Material and Methods: In this preclinical study, 1 cm size defects were created on one of
the Achilles tendon of 30 New Zealand white rabbits. 3 experimental groups of 10 tendons
were made including:(1) “Sham” group: 1 cm tendon defect was splinted leaving the gap
with non absorbable suture; (2) EGF(+) group: 1 cm tendon defect was splinted leaving the
gap with non absorbable suture and 25 µg/kg EGF injection was made in the defect; (3)
Scaffold+ EGF(+) group: 1 cm tendon defect was grafted with biodegradable, porous
polycaprolactone (PCL) scaffolds loaded with 25 µg/kg EGF and stabilized using non
absorbable suture. In groups 2 and 3, same dose EGF injections were made every other day
for 10 days. Animals were sacrificed at 8 weeks postop, and Achilles tendon repair and
regeneration was investigated by histopathological and biomechanics analysis. The tissues
were rapidly fixed in 10% formalin and processed for routine light microscopy. All
specimens were embedded in paraffin, 10 mm sections were cut and stained by
hematoxylin and eosin (H&E) and Masson’s trichrome. The biomechanical study was
performed immediately after the animal was sacrificed and the tendons were maintained
fresh. Pullout force test was performed for Achilles tendons and then was measured
breaking force, amount of elongation at break and young modulus. All procedures were
approved by Animal Research Ethical Committee.vii
Results: It was observed macroscopically that defects healed and bridged in all of the
experimental groups. Histologically, “Sham” group: Damar formation and Type 3 collagen
have been observed to be newly constructed. Rare adiposity was observed EGF(+) group:
vessel formation, peripheral nerve buds and more adipocytes were observed inside the
tendon. A high level of type III collagen was detected which was laid by fibroblasts to be
replaced by type I collagen eventually for complete tendon regeneration.

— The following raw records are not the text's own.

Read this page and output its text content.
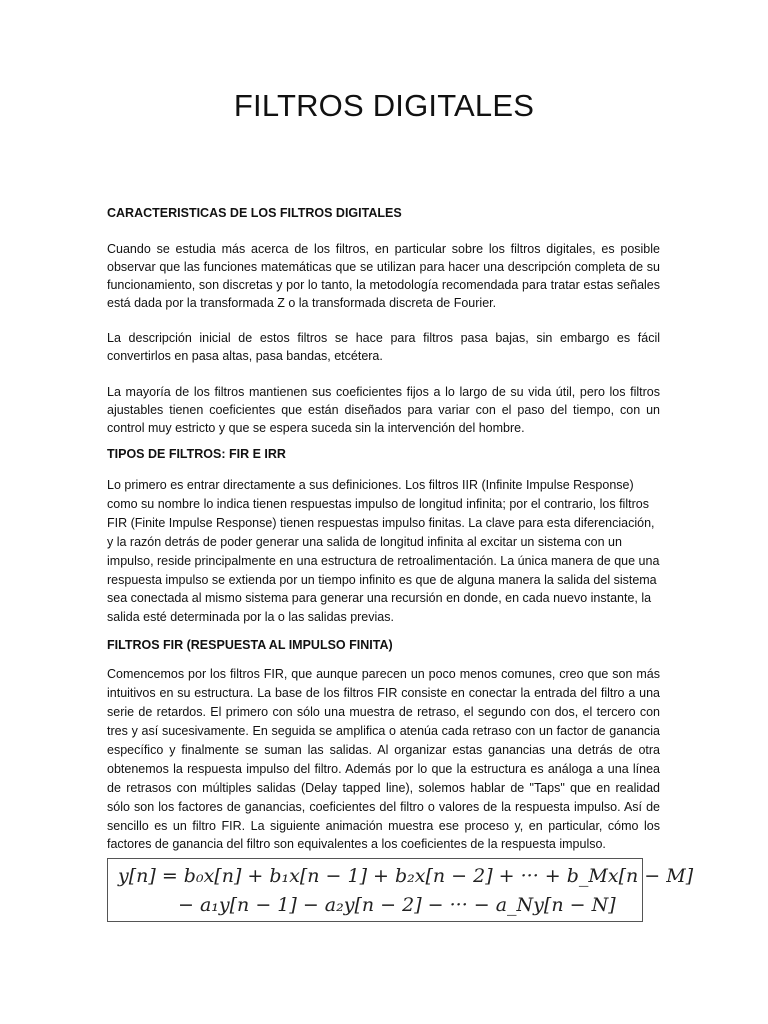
FILTROS DIGITALES
CARACTERISTICAS DE LOS FILTROS DIGITALES

Cuando se estudia más acerca de los filtros, en particular sobre los filtros digitales, es posible observar que las funciones matemáticas que se utilizan para hacer una descripción completa de su funcionamiento, son discretas y por lo tanto, la metodología recomendada para tratar estas señales está dada por la transformada Z o la transformada discreta de Fourier.

La descripción inicial de estos filtros se hace para filtros pasa bajas, sin embargo es fácil convertirlos en pasa altas, pasa bandas, etcétera.

La mayoría de los filtros mantienen sus coeficientes fijos a lo largo de su vida útil, pero los filtros ajustables tienen coeficientes que están diseñados para variar con el paso del tiempo, con un control muy estricto y que se espera suceda sin la intervención del hombre.

TIPOS DE FILTROS: FIR E IRR

Lo primero es entrar directamente a sus definiciones. Los filtros IIR (Infinite Impulse Response) como su nombre lo indica tienen respuestas impulso de longitud infinita; por el contrario, los filtros FIR (Finite Impulse Response) tienen respuestas impulso finitas. La clave para esta diferenciación, y la razón detrás de poder generar una salida de longitud infinita al excitar un sistema con un impulso, reside principalmente en una estructura de retroalimentación. La única manera de que una respuesta impulso se extienda por un tiempo infinito es que de alguna manera la salida del sistema sea conectada al mismo sistema para generar una recursión en donde, en cada nuevo instante, la salida esté determinada por la o las salidas previas.

FILTROS FIR (RESPUESTA AL IMPULSO FINITA)

Comencemos por los filtros FIR, que aunque parecen un poco menos comunes, creo que son más intuitivos en su estructura. La base de los filtros FIR consiste en conectar la entrada del filtro a una serie de retardos. El primero con sólo una muestra de retraso, el segundo con dos, el tercero con tres y así sucesivamente. En seguida se amplifica o atenúa cada retraso con un factor de ganancia específico y finalmente se suman las salidas. Al organizar estas ganancias una detrás de otra obtenemos la respuesta impulso del filtro. Además por lo que la estructura es análoga a una línea de retrasos con múltiples salidas (Delay tapped line), solemos hablar de "Taps" que en realidad sólo son los factores de ganancias, coeficientes del filtro o valores de la respuesta impulso. Así de sencillo es un filtro FIR. La siguiente animación muestra ese proceso y, en particular, cómo los factores de ganancia del filtro son equivalentes a los coeficientes de la respuesta impulso.

y[n] = b₀x[n] + b₁x[n − 1] + b₂x[n − 2] + ··· + b_Mx[n − M]
− a₁y[n − 1] − a₂y[n − 2] − ··· − a_Ny[n − N]
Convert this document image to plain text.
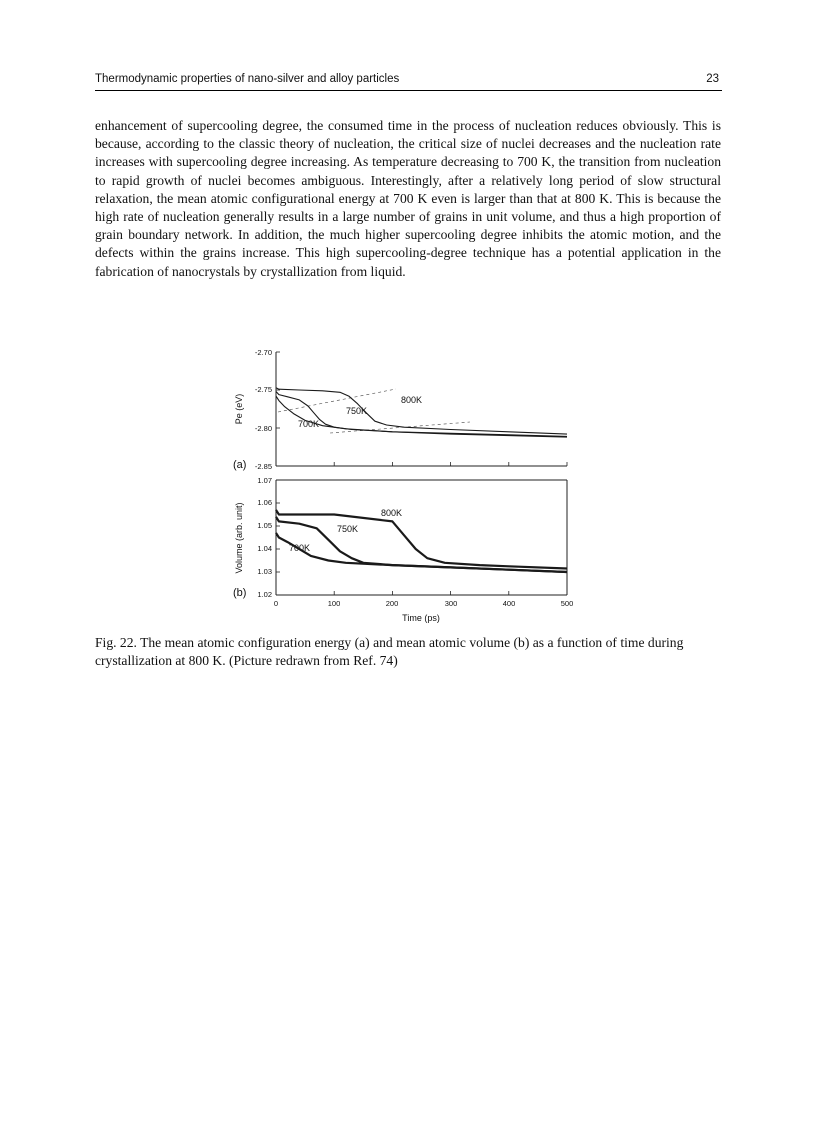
Thermodynamic properties of nano-silver and alloy particles	23

enhancement of supercooling degree, the consumed time in the process of nucleation reduces obviously. This is because, according to the classic theory of nucleation, the critical size of nuclei decreases and the nucleation rate increases with supercooling degree increasing. As temperature decreasing to 700 K, the transition from nucleation to rapid growth of nuclei becomes ambiguous. Interestingly, after a relatively long period of slow structural relaxation, the mean atomic configurational energy at 700 K even is larger than that at 800 K. This is because the high rate of nucleation generally results in a large number of grains in unit volume, and thus a high proportion of grain boundary network. In addition, the much higher supercooling degree inhibits the atomic motion, and the defects within the grains increase. This high supercooling-degree technique has a potential application in the fabrication of nanocrystals by crystallization from liquid.

-2.70
-2.75
-2.80
-2.85
(a)
Pe (eV)
1.07
1.06
1.05
1.04
1.03
1.02
(b)
Volume (arb. unit)
0	100	200	300	400	500
Time (ps)
800K
750K
700K
800K
750K
700K

Fig. 22. The mean atomic configuration energy (a) and mean atomic volume (b) as a function of time during crystallization at 800 K. (Picture redrawn from Ref. 74)
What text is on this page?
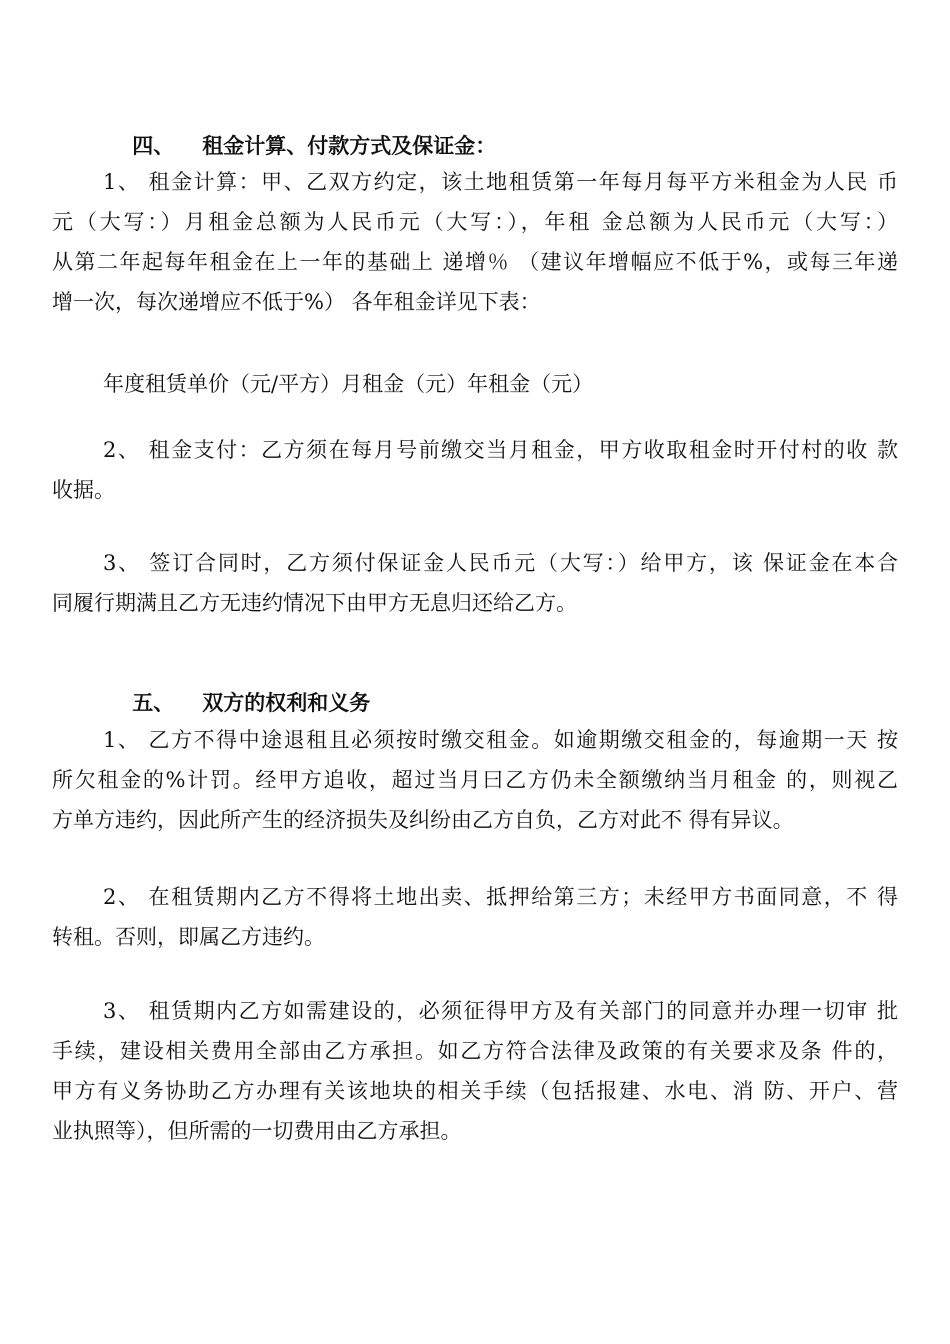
四、 租金计算、付款方式及保证金：

1、 租金计算：甲、乙双方约定，该土地租赁第一年每月每平方米租金为人民 币
元（大写：）月租金总额为人民币元（大写：），年租 金总额为人民币元（大写：）
从第二年起每年租金在上一年的基础上 递增％ （建议年增幅应不低于%，或每三年递
增一次，每次递增应不低于%） 各年租金详见下表：
年度租赁单价（元/平方）月租金（元）年租金（元）
2、 租金支付：乙方须在每月号前缴交当月租金，甲方收取租金时开付村的收 款
收据。
3、 签订合同时，乙方须付保证金人民币元（大写：）给甲方，该 保证金在本合
同履行期满且乙方无违约情况下由甲方无息归还给乙方。

五、 双方的权利和义务

1、 乙方不得中途退租且必须按时缴交租金。如逾期缴交租金的，每逾期一天 按
所欠租金的%计罚。经甲方追收，超过当月曰乙方仍未全额缴纳当月租金 的，则视乙
方单方违约，因此所产生的经济损失及纠纷由乙方自负，乙方对此不 得有异议。
2、 在租赁期内乙方不得将土地出卖、抵押给第三方；未经甲方书面同意，不 得
转租。否则，即属乙方违约。
3、 租赁期内乙方如需建设的，必须征得甲方及有关部门的同意并办理一切审 批
手续，建设相关费用全部由乙方承担。如乙方符合法律及政策的有关要求及条 件的，
甲方有义务协助乙方办理有关该地块的相关手续（包括报建、水电、消 防、开户、营
业执照等），但所需的一切费用由乙方承担。
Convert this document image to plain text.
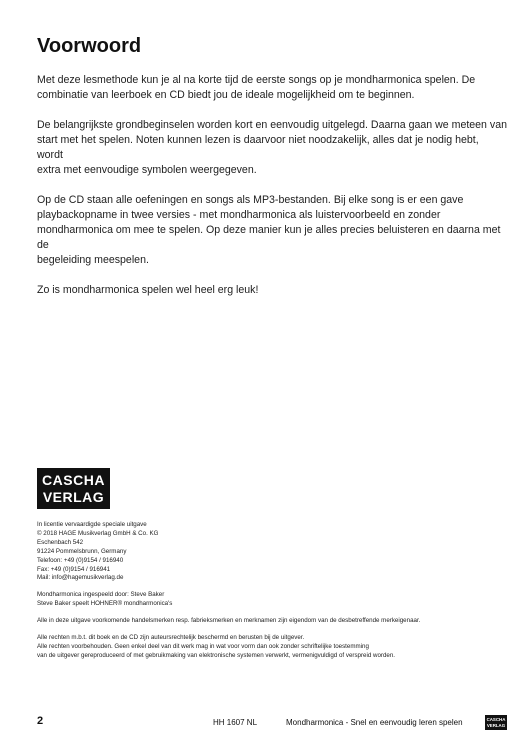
Voorwoord

Met deze lesmethode kun je al na korte tijd de eerste songs op je mondharmonica spelen. De
combinatie van leerboek en CD biedt jou de ideale mogelijkheid om te beginnen.

De belangrijkste grondbeginselen worden kort en eenvoudig uitgelegd. Daarna gaan we meteen van
start met het spelen. Noten kunnen lezen is daarvoor niet noodzakelijk, alles dat je nodig hebt, wordt
extra met eenvoudige symbolen weergegeven.

Op de CD staan alle oefeningen en songs als MP3-bestanden. Bij elke song is er een gave
playbackopname in twee versies - met mondharmonica als luistervoorbeeld en zonder
mondharmonica om mee te spelen. Op deze manier kun je alles precies beluisteren en daarna met de
begeleiding meespelen.

Zo is mondharmonica spelen wel heel erg leuk!

CASCHA
VERLAG
In licentie vervaardigde speciale uitgave
© 2018 HAGE Musikverlag GmbH & Co. KG
Eschenbach 542
91224 Pommelsbrunn, Germany
Telefoon: +49 (0)9154 / 916940
Fax: +49 (0)9154 / 916941
Mail: info@hagemusikverlag.de
Mondharmonica ingespeeld door: Steve Baker
Steve Baker speelt HOHNER® mondharmonica's
Alle in deze uitgave voorkomende handelsmerken resp. fabrieksmerken en merknamen zijn eigendom van de desbetreffende merkeigenaar.
Alle rechten m.b.t. dit boek en de CD zijn auteursrechtelijk beschermd en berusten bij de uitgever.
Alle rechten voorbehouden. Geen enkel deel van dit werk mag in wat voor vorm dan ook zonder schriftelijke toestemming
van de uitgever gereproduceerd of met gebruikmaking van elektronische systemen verwerkt, vermenigvuldigd of verspreid worden.
2	HH 1607 NL	Mondharmonica - Snel en eenvoudig leren spelen	CASCHA
VERLAG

Scaffold +EGF(+)group: vessel formation and peripheral nerve buds were again observed,
but the amount of adipocytes and laid type III collagen were less compared to EGF(+)
group. Type Ⅰ / Type Ⅲ collagen ratio was highest in Skafold + EGF group and at least in
sham group. Biomechanically, there was no statistically significant difference between the
3 experimental groups and the control groups in terms of the breaking forces (p> 0,05).
There was no significant difference between the groups in terms of the amount of
elongation at break (p> 0,05). Young modulus was not significantly different between the
three experimental groups (p> 0,05) but it was found that there was a significant difference
between control group , EGF and Skafold + EGF groups (P <0,05).
Conclusion: EGF application together with the conventional therapy led to more
appropriate, advanced tendon regeneration histologically. Our hypothesis is; The
histological demonstration that EGF application, increased vascularity, accumulation of
"pericyte" cells (stem cells) adjacent to the endothelial cell in the vasculature, and
appearance of the development of fat cells in the tendon defect region in order to provide
the necessary energy for healing can provide high tissue repair. There was no significant
difference between the groups in terms of breaking forces. EGF application did not
negatively affect tendon healing in biomechanical aspects. It was observed that EGF
without biomechanical adverse effects improves histologically more appropriate and
advanced tendon healing by increasing the proportion of Type I / Type Ⅲ collagen.
Histologically effective tendon healing was achieved by the addition of EGF. Treatment
with EGF + scaffold was obtained the most effective tendon healing. Scaffold implantation
into the defect as the void filler and by increasing the effectiveness of the growth factor,
resulted in less type III collagen formation and thus faster tendon repair response.